SCOTT HORSLEY, BYLINE: Denis McDonough has been a key member of the president's national security team. More importantly, he's also a close friend and trusted confidante. The veteran congressional staffer has played that role since Obama first came to Washington as a freshman senator.
PRESIDENT BARACK OBAMA: He, you know, was able to show me where the restrooms were and, you know, how you passed a bill. I should point out that even then, Denis had gray hair. I've been trying to catch up to him. But at that time, I relied on his intellect and his good judgment and that has continued ever since.
HORSLEY: McDonough can be tough, Obama says, a product of growing up as one of 11 children in Stillwater, Minnesota. But he's also a good listener whose low-key style fits the president's own. His promotion was a popular choice with the White House team he'll be supervising. The announcement was met with an extended round of applause from the assembled staff.
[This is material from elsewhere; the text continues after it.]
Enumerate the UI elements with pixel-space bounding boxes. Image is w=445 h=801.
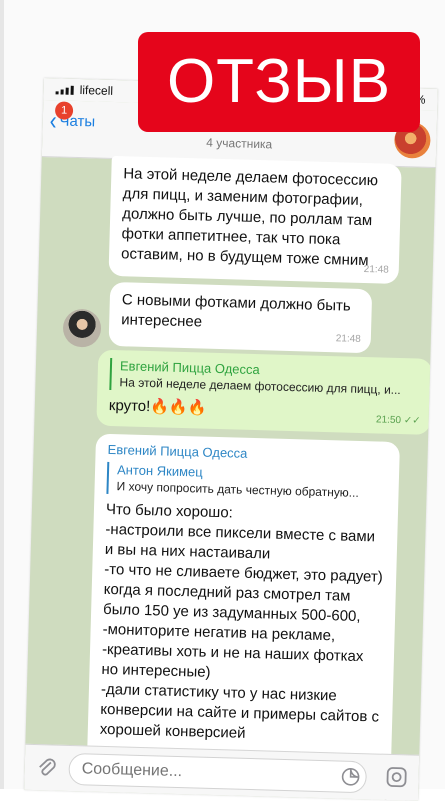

OBAMA: Denis is still the first to think about a colleague or to write a handwritten note saying thank you, to ask about your family. That's the spirit that I wanted in this White House.
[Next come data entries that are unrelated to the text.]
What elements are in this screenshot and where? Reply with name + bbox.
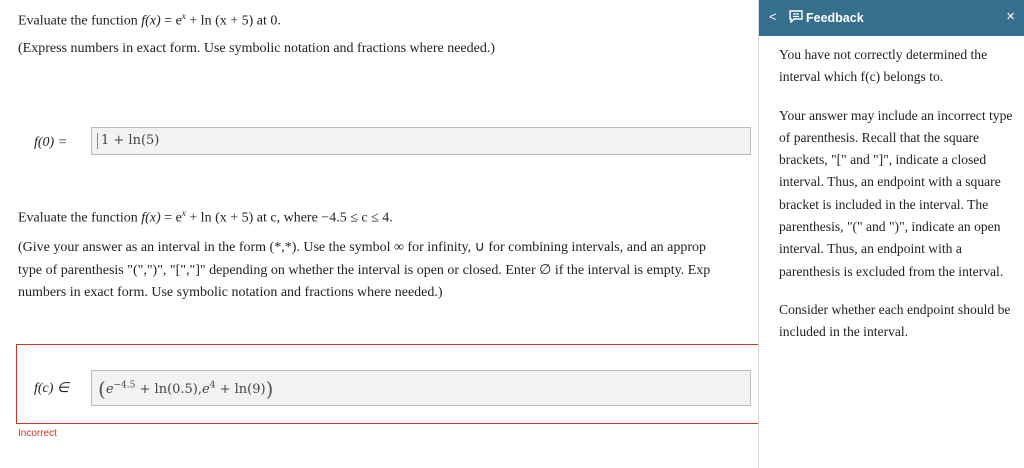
question-2-prompt: Evaluate the function f(x) = ex + ln (x …	[18, 208, 393, 226]
feedback-header: < Feedback ×	[759, 0, 1024, 36]
feedback-panel: < Feedback × You have not correctly dete…	[758, 0, 1024, 468]
answer-1-input[interactable]: 1 + ln(5)	[91, 127, 751, 155]
close-icon[interactable]: ×	[1006, 8, 1015, 25]
answer-2-value: (e−4.5 + ln(0.5),e4 + ln(9))	[98, 377, 274, 401]
feedback-paragraph-2: Your answer may include an incorrect typ…	[779, 107, 1013, 279]
question-area: Evaluate the function f(x) = ex + ln (x …	[0, 0, 758, 468]
answer-1-value: 1 + ln(5)	[101, 133, 160, 148]
text-cursor	[97, 133, 98, 149]
question-1-prompt: Evaluate the function f(x) = ex + ln (x …	[18, 11, 281, 29]
answer-1-label: f(0) =	[34, 135, 68, 150]
feedback-icon	[789, 10, 803, 23]
question-1-instruction: (Express numbers in exact form. Use symb…	[18, 41, 496, 56]
status-incorrect: Incorrect	[18, 428, 57, 439]
feedback-title: Feedback	[806, 11, 864, 25]
answer-2-input[interactable]: (e−4.5 + ln(0.5),e4 + ln(9))	[91, 370, 751, 406]
question-2-instruction: (Give your answer as an interval in the …	[18, 240, 711, 300]
feedback-body: You have not correctly determined the in…	[779, 44, 1023, 360]
chevron-left-icon[interactable]: <	[769, 9, 777, 24]
feedback-paragraph-1: You have not correctly determined the in…	[779, 47, 988, 85]
answer-2-label: f(c) ∈	[34, 381, 70, 396]
feedback-paragraph-3: Consider whether each endpoint should be…	[779, 301, 1011, 340]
HORSLEY: The White House announced a series of other personnel moves today and like many of the president's second term appointments, most involved shuffling people around who are already part of the team. At this point, the president seems at least as concerned with familiarity as he is with bringing in fresh blood. While some loyal staffers are getting new titles, others are leaving the White House.
Today was the last day on the job for Obama's top political advisor and reelection guru, David Plouffe. Were it not for him, Obama said, I probably wouldn't be here. Scott Horsley, NPR News, the White House.